Monitor the pipeline

  1. In your browser, select Pipelines > Pipelines.

  2. Select the active pipeline run.

  3. The pipeline run is displayed.

    Wait for the pipeline run to finish. The Bicep module is published to your container registry.

  4. Note the pipeline's build number, which includes today's date and a unique revision number.

Review the module in the registry

You can also view the published module in the Azure portal.

  1. In your browser, go to the Azure portal.

  2. Go to the ToyReusable resource group.

  3. Select the container registry that you created previously.

  4. Select the Repositories pane from the menu. Then, select the modules\storage-account repository, which represents the module that your pipeline published.

    Screenshot of the Azure portal that shows a Bicep module in the container registry.

    Notice that there's a single tag, which matches the version number of the module that your pipeline published. The major version (1) and minor version (2) match the version numbers that you defined in the metadata.json file.

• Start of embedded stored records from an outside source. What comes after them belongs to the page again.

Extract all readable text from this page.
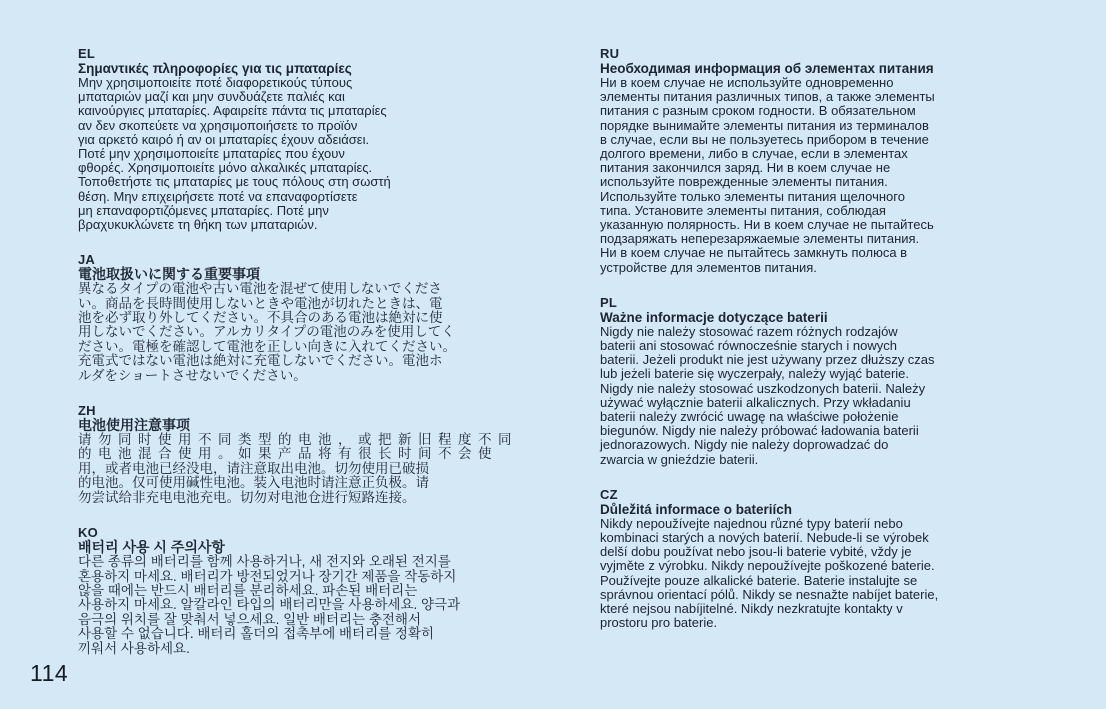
EL
Σημαντικές πληροφορίες για τις μπαταρίες
Μην χρησιμοποιείτε ποτέ διαφορετικούς τύπους
μπαταριών μαζί και μην συνδυάζετε παλιές και
καινούργιες μπαταρίες. Αφαιρείτε πάντα τις μπαταρίες
αν δεν σκοπεύετε να χρησιμοποιήσετε το προϊόν
για αρκετό καιρό ή αν οι μπαταρίες έχουν αδειάσει.
Ποτέ μην χρησιμοποιείτε μπαταρίες που έχουν
φθορές. Χρησιμοποιείτε μόνο αλκαλικές μπαταρίες.
Τοποθετήστε τις μπαταρίες με τους πόλους στη σωστή
θέση. Μην επιχειρήσετε ποτέ να επαναφορτίσετε
μη επαναφορτιζόμενες μπαταρίες. Ποτέ μην
βραχυκυκλώνετε τη θήκη των μπαταριών.
JA
電池取扱いに関する重要事項
異なるタイプの電池や古い電池を混ぜて使用しないでくださ
い。商品を長時間使用しないときや電池が切れたときは、電
池を必ず取り外してください。不具合のある電池は絶対に使
用しないでください。アルカリタイプの電池のみを使用してく
ださい。電極を確認して電池を正しい向きに入れてください。
充電式ではない電池は絶対に充電しないでください。電池ホ
ルダをショートさせないでください。
ZH
电池使用注意事项
请勿同时使用不同类型的电池，或把新旧程度不同
的电池混合使用。如果产品将有很长时间不会使
用，或者电池已经没电，请注意取出电池。切勿使用已破损
的电池。仅可使用碱性电池。装入电池时请注意正负极。请
勿尝试给非充电电池充电。切勿对电池仓进行短路连接。
KO
배터리 사용 시 주의사항
다른 종류의 배터리를 함께 사용하거나, 새 전지와 오래된 전지를
혼용하지 마세요. 배터리가 방전되었거나 장기간 제품을 작동하지
않을 때에는 반드시 배터리를 분리하세요. 파손된 배터리는
사용하지 마세요. 알칼라인 타입의 배터리만을 사용하세요. 양극과
음극의 위치를 잘 맞춰서 넣으세요. 일반 배터리는 충전해서
사용할 수 없습니다. 배터리 홀더의 접촉부에 배터리를 정확히
끼워서 사용하세요.
RU
Необходимая информация об элементах питания
Ни в коем случае не используйте одновременно
элементы питания различных типов, а также элементы
питания с разным сроком годности. В обязательном
порядке вынимайте элементы питания из терминалов
в случае, если вы не пользуетесь прибором в течение
долгого времени, либо в случае, если в элементах
питания закончился заряд. Ни в коем случае не
используйте поврежденные элементы питания.
Используйте только элементы питания щелочного
типа. Установите элементы питания, соблюдая
указанную полярность. Ни в коем случае не пытайтесь
подзаряжать неперезаряжаемые элементы питания.
Ни в коем случае не пытайтесь замкнуть полюса в
устройстве для элементов питания.
PL
Ważne informacje dotyczące baterii
Nigdy nie należy stosować razem różnych rodzajów
baterii ani stosować równocześnie starych i nowych
baterii. Jeżeli produkt nie jest używany przez dłuższy czas
lub jeżeli baterie się wyczerpały, należy wyjąć baterie.
Nigdy nie należy stosować uszkodzonych baterii. Należy
używać wyłącznie baterii alkalicznych. Przy wkładaniu
baterii należy zwrócić uwagę na właściwe położenie
biegunów. Nigdy nie należy próbować ładowania baterii
jednorazowych. Nigdy nie należy doprowadzać do
zwarcia w gnieździe baterii.
CZ
Důležitá informace o bateriích
Nikdy nepoužívejte najednou různé typy baterií nebo
kombinaci starých a nových baterií. Nebude-li se výrobek
delší dobu používat nebo jsou-li baterie vybité, vždy je
vyjměte z výrobku. Nikdy nepoužívejte poškozené baterie.
Používejte pouze alkalické baterie. Baterie instalujte se
správnou orientací pólů. Nikdy se nesnažte nabíjet baterie,
které nejsou nabíjitelné. Nikdy nezkratujte kontakty v
prostoru pro baterie.
114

The revision number (20230407.3) matches the pipeline's build number.

Clean up the resources

Now that you've completed the exercise, you can remove the resources so you aren't billed for them.

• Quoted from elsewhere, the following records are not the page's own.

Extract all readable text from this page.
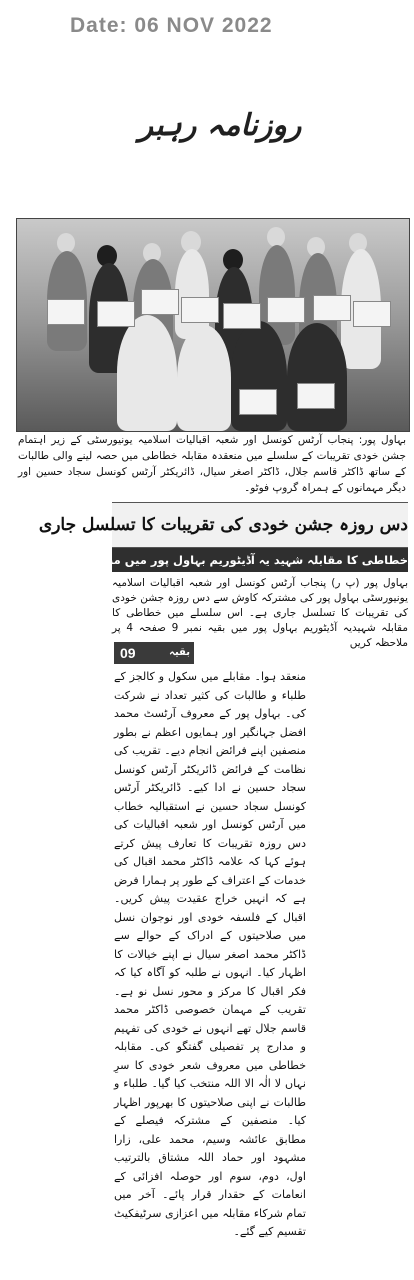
Date: 06 NOV 2022
روزنامہ رہبر
بہاول پور: پنجاب آرٹس کونسل اور شعبہ اقبالیات اسلامیہ یونیورسٹی کے زیر اہتمام جشن خودی تقریبات کے سلسلے میں منعقدہ مقابلہ خطاطی میں حصہ لینے والی طالبات کے ساتھ ڈاکٹر قاسم جلال، ڈاکٹر اصغر سیال، ڈائریکٹر آرٹس کونسل سجاد حسین اور دیگر مہمانوں کے ہمراہ گروپ فوٹو۔
دس روزہ جشن خودی کی تقریبات کا تسلسل جاری
خطاطی کا مقابلہ شہید یہ آڈیٹوریم بہاول پور میں منعقد ہوا
بہاول پور (پ ر) پنجاب آرٹس کونسل اور شعبہ اقبالیات اسلامیہ یونیورسٹی بہاول پور کی مشترکہ کاوش سے دس روزہ جشن خودی کی تقریبات کا تسلسل جاری ہے۔ اس سلسلے میں خطاطی کا مقابلہ شہیدیہ آڈیٹوریم بہاول پور میں بقیہ نمبر 9 صفحہ 4 پر ملاحظہ کریں
09	بقیہ
منعقد ہوا۔ مقابلے میں سکول و کالجز کے طلباء و طالبات کی کثیر تعداد نے شرکت کی۔ بہاول پور کے معروف آرٹسٹ محمد افضل جہانگیر اور ہمایوں اعظم نے بطور منصفین اپنے فرائض انجام دیے۔ تقریب کی نظامت کے فرائض ڈائریکٹر آرٹس کونسل سجاد حسین نے ادا کیے۔ ڈائریکٹر آرٹس کونسل سجاد حسین نے استقبالیہ خطاب میں آرٹس کونسل اور شعبہ اقبالیات کی دس روزہ تقریبات کا تعارف پیش کرتے ہوئے کہا کہ علامہ ڈاکٹر محمد اقبال کی خدمات کے اعتراف کے طور پر ہمارا فرض ہے کہ انہیں خراج عقیدت پیش کریں۔ اقبال کے فلسفہ خودی اور نوجوان نسل میں صلاحیتوں کے ادراک کے حوالے سے ڈاکٹر محمد اصغر سیال نے اپنے خیالات کا اظہار کیا۔ انہوں نے طلبہ کو آگاہ کیا کہ فکر اقبال کا مرکز و محور نسل نو ہے۔ تقریب کے مہمان خصوصی ڈاکٹر محمد قاسم جلال تھے انہوں نے خودی کی تفہیم و مدارج پر تفصیلی گفتگو کی۔ مقابلہ خطاطی میں معروف شعر خودی کا سرِ نہاں لا الٰہ الا اللہ منتخب کیا گیا۔ طلباء و طالبات نے اپنی صلاحیتوں کا بھرپور اظہار کیا۔ منصفین کے مشترکہ فیصلے کے مطابق عائشہ وسیم، محمد علی، زارا مشہود اور حماد اللہ مشتاق بالترتیب اول، دوم، سوم اور حوصلہ افزائی کے انعامات کے حقدار قرار پائے۔ آخر میں تمام شرکاء مقابلہ میں اعزازی سرٹیفکیٹ تقسیم کیے گئے۔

In the Visual Studio Code terminal, run the following command:

az group delete --resource-group ToyReusable --yes --no-wait

The resource group is deleted in the background.

Remove-AzResourceGroup -Name ToyReusable -Force

You can also remove the service connection and Azure DevOps project.

  • Service connection

    1. From the Azure DevOps project, select Project settings > Service connections.
    2. Select ToyReusable.
    3. In the upper-right corner, select the three dots for More actions.
    4. Select Delete and confirm the deletion.
  • Azure App registration

    1. From the portal home page, search for Microsoft Entra ID and select it from the list of Services.
    2. Go to Manage > App registrations.
    3. In Deleted applications select toy-reusable.
    4. Select Delete permanently and follow the prompts.
  • Azure DevOps project

    1. From the Azure DevOps project, select Project settings > Overview.
    2. From Delete project select Delete.
    3. Enter the project name and confirm the deletion.